Mediterraneo, troppa plastica nello stomaco degli animali

La plastica intrappola, affoga e strangola le specie marine. La troviamo nello stomaco dei pesci, e può arrivare in ambienti molto profondi e remoti, tra i coralli e le gorgonie. Nel Mediterraneo almeno 50.000 esemplari appartenenti a  116 specie marine diverse hanno ingerito plastica: il 59% di queste sono pesci ossei. Inclusi in questa percentuale anche quelli di interesse commerciale come sardine, triglie, orate, merluzzi, acciughe, tonni, scampi, gamberi rossi; il restante 41% è costituito da altri animali marini come mammiferi, crostacei, molluschi, meduse, tartarughe, uccelli.

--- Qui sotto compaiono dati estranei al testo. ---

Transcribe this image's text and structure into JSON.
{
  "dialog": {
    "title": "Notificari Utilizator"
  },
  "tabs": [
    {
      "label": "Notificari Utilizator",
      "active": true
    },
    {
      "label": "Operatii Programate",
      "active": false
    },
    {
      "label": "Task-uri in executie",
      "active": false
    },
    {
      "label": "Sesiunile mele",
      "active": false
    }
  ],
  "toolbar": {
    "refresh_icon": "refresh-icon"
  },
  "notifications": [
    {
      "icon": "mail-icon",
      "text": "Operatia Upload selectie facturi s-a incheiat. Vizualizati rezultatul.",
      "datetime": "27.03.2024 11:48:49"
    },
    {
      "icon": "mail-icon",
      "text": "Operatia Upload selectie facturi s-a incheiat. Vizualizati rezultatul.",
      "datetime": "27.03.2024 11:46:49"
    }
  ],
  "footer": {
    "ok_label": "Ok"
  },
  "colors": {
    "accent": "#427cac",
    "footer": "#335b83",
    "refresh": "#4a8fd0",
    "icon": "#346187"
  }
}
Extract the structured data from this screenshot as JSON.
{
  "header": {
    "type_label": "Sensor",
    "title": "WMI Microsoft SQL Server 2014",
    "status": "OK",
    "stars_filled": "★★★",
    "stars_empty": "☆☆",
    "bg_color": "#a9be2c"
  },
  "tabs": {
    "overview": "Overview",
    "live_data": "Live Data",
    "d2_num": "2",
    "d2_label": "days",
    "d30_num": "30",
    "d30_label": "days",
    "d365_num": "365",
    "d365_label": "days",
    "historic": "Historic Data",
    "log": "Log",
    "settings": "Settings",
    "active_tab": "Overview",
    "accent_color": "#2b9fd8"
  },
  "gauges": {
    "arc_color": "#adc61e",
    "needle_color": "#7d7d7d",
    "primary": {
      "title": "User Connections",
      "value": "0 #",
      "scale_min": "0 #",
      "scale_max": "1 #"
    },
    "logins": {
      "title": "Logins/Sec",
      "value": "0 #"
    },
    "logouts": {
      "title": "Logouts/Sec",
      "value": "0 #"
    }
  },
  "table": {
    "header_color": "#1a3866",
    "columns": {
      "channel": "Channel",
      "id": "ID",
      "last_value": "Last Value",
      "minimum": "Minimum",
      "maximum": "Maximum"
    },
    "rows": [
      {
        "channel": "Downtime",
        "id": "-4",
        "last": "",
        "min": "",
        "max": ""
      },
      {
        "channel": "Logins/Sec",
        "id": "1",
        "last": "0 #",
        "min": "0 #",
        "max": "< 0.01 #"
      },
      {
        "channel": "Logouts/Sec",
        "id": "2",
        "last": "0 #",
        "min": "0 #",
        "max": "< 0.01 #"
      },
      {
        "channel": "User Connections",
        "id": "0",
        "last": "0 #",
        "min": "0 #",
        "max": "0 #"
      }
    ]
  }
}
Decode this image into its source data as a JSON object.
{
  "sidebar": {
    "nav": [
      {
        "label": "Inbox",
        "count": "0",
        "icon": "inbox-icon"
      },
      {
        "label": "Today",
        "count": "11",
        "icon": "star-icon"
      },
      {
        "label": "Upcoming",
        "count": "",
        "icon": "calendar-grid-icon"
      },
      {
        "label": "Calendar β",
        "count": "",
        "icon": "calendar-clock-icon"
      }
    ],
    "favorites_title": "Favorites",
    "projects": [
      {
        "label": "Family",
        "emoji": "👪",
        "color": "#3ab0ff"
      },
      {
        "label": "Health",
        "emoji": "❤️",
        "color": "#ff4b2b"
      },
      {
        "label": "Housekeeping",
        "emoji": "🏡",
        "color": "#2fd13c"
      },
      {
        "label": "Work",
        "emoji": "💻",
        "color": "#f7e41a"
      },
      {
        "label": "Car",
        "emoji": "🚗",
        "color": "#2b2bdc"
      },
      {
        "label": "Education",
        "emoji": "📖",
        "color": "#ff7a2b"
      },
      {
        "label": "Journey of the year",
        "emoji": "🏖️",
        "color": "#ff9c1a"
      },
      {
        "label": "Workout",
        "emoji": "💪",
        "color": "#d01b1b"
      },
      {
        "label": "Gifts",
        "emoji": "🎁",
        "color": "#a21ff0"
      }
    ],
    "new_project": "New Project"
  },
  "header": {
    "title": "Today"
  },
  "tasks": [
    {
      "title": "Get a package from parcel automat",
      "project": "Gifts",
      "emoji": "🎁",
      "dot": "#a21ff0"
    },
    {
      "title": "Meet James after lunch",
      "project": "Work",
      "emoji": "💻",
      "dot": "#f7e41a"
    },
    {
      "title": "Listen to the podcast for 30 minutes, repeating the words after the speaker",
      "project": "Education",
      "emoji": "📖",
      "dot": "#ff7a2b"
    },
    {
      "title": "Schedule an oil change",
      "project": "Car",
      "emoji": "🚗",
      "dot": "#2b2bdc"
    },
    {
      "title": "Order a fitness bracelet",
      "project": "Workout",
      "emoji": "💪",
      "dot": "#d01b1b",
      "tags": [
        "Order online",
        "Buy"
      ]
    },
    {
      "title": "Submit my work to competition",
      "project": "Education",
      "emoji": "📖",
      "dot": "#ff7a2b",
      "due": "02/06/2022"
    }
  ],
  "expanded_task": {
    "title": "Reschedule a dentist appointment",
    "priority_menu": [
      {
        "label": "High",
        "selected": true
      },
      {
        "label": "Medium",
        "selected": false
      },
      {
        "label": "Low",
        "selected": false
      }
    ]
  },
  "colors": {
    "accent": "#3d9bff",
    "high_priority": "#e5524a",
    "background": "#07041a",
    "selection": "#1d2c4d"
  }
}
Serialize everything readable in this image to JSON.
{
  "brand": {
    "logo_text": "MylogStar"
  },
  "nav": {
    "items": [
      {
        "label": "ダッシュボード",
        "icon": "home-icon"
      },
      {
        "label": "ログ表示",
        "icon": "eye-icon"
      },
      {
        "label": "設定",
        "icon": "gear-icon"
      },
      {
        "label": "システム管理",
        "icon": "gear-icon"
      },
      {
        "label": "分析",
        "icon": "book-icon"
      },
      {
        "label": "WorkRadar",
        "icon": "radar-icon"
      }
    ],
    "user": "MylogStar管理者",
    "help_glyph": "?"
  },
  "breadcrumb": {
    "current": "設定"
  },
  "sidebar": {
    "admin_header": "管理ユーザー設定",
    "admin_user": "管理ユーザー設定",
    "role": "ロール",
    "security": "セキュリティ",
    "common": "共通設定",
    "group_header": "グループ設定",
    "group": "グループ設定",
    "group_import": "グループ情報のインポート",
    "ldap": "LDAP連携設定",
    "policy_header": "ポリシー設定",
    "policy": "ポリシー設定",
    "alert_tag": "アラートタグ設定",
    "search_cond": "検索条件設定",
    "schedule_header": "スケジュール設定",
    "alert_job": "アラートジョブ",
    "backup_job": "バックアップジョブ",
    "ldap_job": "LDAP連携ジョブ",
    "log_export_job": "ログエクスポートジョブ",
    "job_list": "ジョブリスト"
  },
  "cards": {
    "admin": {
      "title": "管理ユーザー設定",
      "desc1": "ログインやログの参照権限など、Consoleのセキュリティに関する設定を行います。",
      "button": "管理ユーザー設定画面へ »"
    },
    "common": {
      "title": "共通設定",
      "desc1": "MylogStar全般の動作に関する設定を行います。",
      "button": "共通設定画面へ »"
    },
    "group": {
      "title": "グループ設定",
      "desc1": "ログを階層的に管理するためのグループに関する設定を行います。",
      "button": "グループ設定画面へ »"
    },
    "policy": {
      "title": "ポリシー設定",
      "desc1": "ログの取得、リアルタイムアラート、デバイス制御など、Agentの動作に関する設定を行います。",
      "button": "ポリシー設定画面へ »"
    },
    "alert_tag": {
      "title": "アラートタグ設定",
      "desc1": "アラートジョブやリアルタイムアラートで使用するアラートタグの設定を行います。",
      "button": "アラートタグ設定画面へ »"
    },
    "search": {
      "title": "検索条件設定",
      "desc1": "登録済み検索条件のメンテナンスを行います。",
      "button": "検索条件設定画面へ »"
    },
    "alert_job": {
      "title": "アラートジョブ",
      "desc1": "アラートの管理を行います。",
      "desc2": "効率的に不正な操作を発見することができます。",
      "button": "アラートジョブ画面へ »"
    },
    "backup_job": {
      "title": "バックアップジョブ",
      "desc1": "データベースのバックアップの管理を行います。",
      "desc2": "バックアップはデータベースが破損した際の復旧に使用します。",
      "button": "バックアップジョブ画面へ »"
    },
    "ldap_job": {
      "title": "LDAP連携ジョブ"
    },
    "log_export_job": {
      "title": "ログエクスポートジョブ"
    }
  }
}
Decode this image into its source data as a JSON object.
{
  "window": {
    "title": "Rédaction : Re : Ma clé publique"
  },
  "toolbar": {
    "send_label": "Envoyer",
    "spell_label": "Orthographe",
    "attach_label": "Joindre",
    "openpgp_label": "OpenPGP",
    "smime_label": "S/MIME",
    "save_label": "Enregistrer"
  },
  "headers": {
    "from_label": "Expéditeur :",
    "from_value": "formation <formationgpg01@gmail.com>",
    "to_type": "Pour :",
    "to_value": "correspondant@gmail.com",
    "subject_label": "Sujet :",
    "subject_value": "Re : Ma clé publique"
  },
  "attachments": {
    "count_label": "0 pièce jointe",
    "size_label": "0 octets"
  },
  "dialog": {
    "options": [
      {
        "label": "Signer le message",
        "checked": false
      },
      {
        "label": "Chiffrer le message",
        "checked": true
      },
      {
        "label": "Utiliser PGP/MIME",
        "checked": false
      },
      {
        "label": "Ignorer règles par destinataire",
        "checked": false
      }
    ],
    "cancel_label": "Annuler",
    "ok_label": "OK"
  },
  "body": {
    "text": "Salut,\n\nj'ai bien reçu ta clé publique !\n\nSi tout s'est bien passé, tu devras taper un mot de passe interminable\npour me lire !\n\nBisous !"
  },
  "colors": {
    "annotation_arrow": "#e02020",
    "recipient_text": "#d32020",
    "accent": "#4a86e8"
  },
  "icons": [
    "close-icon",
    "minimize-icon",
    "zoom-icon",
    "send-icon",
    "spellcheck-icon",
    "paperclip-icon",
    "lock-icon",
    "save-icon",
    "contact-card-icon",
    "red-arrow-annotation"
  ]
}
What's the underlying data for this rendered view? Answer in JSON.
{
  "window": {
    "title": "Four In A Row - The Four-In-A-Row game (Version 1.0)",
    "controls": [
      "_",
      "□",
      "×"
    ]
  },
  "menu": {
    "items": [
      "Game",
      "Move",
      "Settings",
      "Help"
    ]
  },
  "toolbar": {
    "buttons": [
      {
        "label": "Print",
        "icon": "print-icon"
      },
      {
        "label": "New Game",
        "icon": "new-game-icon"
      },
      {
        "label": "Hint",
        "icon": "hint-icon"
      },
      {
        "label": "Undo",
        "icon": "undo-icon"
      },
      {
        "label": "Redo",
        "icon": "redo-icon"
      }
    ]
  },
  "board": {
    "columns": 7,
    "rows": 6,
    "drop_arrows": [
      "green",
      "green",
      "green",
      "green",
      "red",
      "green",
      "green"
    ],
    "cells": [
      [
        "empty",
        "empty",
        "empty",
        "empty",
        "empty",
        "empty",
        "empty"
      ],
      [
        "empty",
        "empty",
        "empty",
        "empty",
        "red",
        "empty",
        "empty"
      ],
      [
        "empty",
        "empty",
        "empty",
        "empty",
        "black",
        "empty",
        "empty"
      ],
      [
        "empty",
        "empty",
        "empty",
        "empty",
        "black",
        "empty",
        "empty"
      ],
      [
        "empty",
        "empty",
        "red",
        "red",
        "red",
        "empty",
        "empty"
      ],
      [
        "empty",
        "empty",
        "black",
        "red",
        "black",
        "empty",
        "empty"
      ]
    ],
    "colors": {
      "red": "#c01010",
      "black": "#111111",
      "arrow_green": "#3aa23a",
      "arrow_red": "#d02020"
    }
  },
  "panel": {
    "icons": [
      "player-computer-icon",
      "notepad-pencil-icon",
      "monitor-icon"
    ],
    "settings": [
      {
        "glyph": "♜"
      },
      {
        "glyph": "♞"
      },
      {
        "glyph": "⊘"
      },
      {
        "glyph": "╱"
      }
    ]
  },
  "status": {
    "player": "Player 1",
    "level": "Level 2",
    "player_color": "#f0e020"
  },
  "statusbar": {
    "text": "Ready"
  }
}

A spiegarlo è uno studio dell’Ispra, il più ampio e aggiornato sul Mediterraneo, che ha rintracciato 168 categorie di organismi marini trasportati da oggetti galleggianti (principalmente di plastica), anche in ambienti in cui non erano stati rintracciati prima; tra questi, ci sono anche batteri patogeni che possono causare malattie nei pesci che li ingeriscono. La tartaruga marina Caretta caretta è la specie mediterranea più a rischio: è infatti stata identificata come specie indicatrice dell’ingestione di rifiuti nell’ambito della Strategia Marina.

Nel capitolo del libro “Plastics in the Aquatic Environment – Current Status and Challenges” pubblicato dalla Springer Nature, si ricorda che la produzione mondiale di plastica è passata dai 15 milioni del 1964 agli oltre 310 milioni attuali, e ogni anno almeno 8 milioni di tonnellate finiscono negli oceani del mondo. La plastica raggiunge il mare a causa di una cattiva gestione dei rifiuti, ma anche per la sovrapproduzione di imballaggi e prodotti monouso che vengono messi in circolazione dall’industria alimentare e non solo.

Un segnale di cambiamento potrebbe arrivare con la direttiva dell’Unione europea contro la plastica monouso. Anche se  si tratta soltanto di un tentativo per limitare i danni.